The Terminator franchise has been fairly on the downward slope following James Cameron's classic first two films of the series, The Terminator & Terminator 2: Judgement Day. Judging by the Terminator Genisys trailer, there was a glimmer of potential, especially considering how another recent big franchise sequel (Jurassic World) was able to deliver some roaring fun. However, Genisys turns out as a thorough disappointment, reaching to be what it can't.

In the future, most of humankind has been obliterated by robots and machines. John Connor (Jason Clarke) sends his bud Kyle (Jai Courtney) back in time to save his mother Sarah Conner (Emilia Clarke of "Game of Thrones" Queen of Dragons fame) from being assassinated.
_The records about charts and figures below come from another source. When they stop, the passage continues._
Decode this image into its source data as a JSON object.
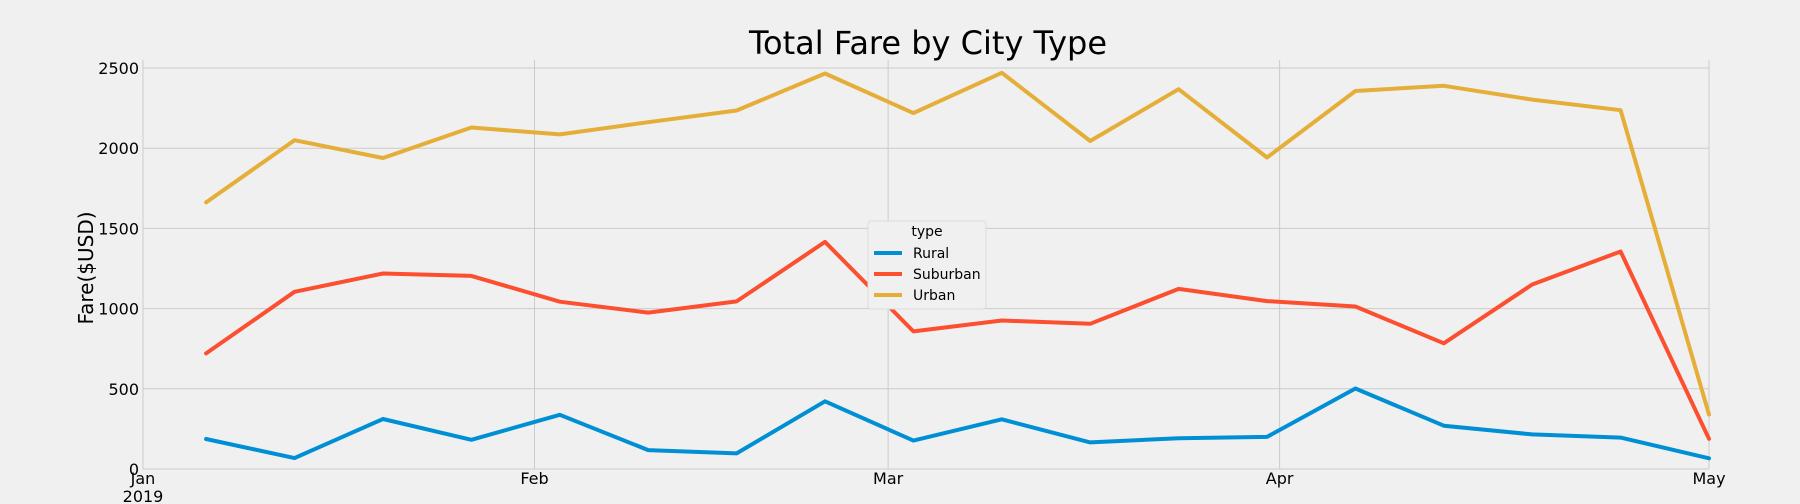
{
  "chart_data": {
    "type": "line",
    "title": "Total Fare by City Type",
    "xlabel": "",
    "ylabel": "Fare($USD)",
    "ylim": [
      0,
      2550
    ],
    "y_ticks": [
      0,
      500,
      1000,
      1500,
      2000,
      2500
    ],
    "x": [
      "2019-01-06",
      "2019-01-13",
      "2019-01-20",
      "2019-01-27",
      "2019-02-03",
      "2019-02-10",
      "2019-02-17",
      "2019-02-24",
      "2019-03-03",
      "2019-03-10",
      "2019-03-17",
      "2019-03-24",
      "2019-03-31",
      "2019-04-07",
      "2019-04-14",
      "2019-04-21",
      "2019-04-28",
      "2019-05-05"
    ],
    "x_ticks": [
      {
        "label": "Jan",
        "sublabel": "2019"
      },
      {
        "label": "Feb",
        "sublabel": ""
      },
      {
        "label": "Mar",
        "sublabel": ""
      },
      {
        "label": "Apr",
        "sublabel": ""
      },
      {
        "label": "May",
        "sublabel": ""
      }
    ],
    "grid": true,
    "legend": {
      "title": "type",
      "placement": "center"
    },
    "series": [
      {
        "name": "Rural",
        "color": "#008fd5",
        "values": [
          187,
          68,
          312,
          182,
          338,
          118,
          97,
          422,
          177,
          310,
          166,
          192,
          200,
          502,
          270,
          216,
          196,
          67
        ]
      },
      {
        "name": "Suburban",
        "color": "#fc4f30",
        "values": [
          721,
          1105,
          1219,
          1204,
          1043,
          975,
          1045,
          1416,
          858,
          926,
          905,
          1123,
          1047,
          1013,
          784,
          1150,
          1356,
          188
        ]
      },
      {
        "name": "Urban",
        "color": "#e5ae38",
        "values": [
          1662,
          2050,
          1939,
          2129,
          2086,
          2162,
          2235,
          2466,
          2219,
          2470,
          2045,
          2368,
          1942,
          2357,
          2389,
          2303,
          2237,
          340
        ]
      }
    ]
  }
}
But a rift in time screws things up, and the roles of everyone (including the returning Arnold Schwarzenegger) have been twisted. All the time-hopping makes this a very convoluted plot. Instead of being ambitious or complex, it's just a drag to keep tabs on. And aside from a couple of Arnold's lines, and a strangely timed cue of the Ramones' "I Wanna be Sedated", it doesn't help that this is a mostly humorless load of clunk and an onslaught of exposition.

Despite the upgraded technology and special effects, Genisys doesn't even come close to packing the metal haymakers of the beloved first two installments. It lacks the same sci-fi intrigue, the charm, and yes, the beating heart. And even when we toss the comparison factor to its lofty predecessors out the window, this is still a run-of-the-mill action flick. The action sequences don't even match some of the things we've already seen on the big screen this year. The only real surprise is how early in the film the Golden Gate Bridge (Hollywood's punching bag) gets destroyed. It also indulges in another Hollywood action trend--the lighting of each scene is unnecessarily dark, so the images sort of fade into each other and don't really pop. Most of the first two Terminators take place in broad daylight (if not under better light sources) and are still notably more menacing and brooding without having to drench itself in shadows.

Terminator Genisys never really feels like a true Terminator movie. And all its callbacks don't come off as thoughtful crowd-pleasing odes, but more-so desperate retreads. Worst of all--in somewhat infuriating fashion, it messes around with the plots of T1 & T2. It's the epitome of a throwaway. It's aggressively inessential, and it might as well be lowered into the flames.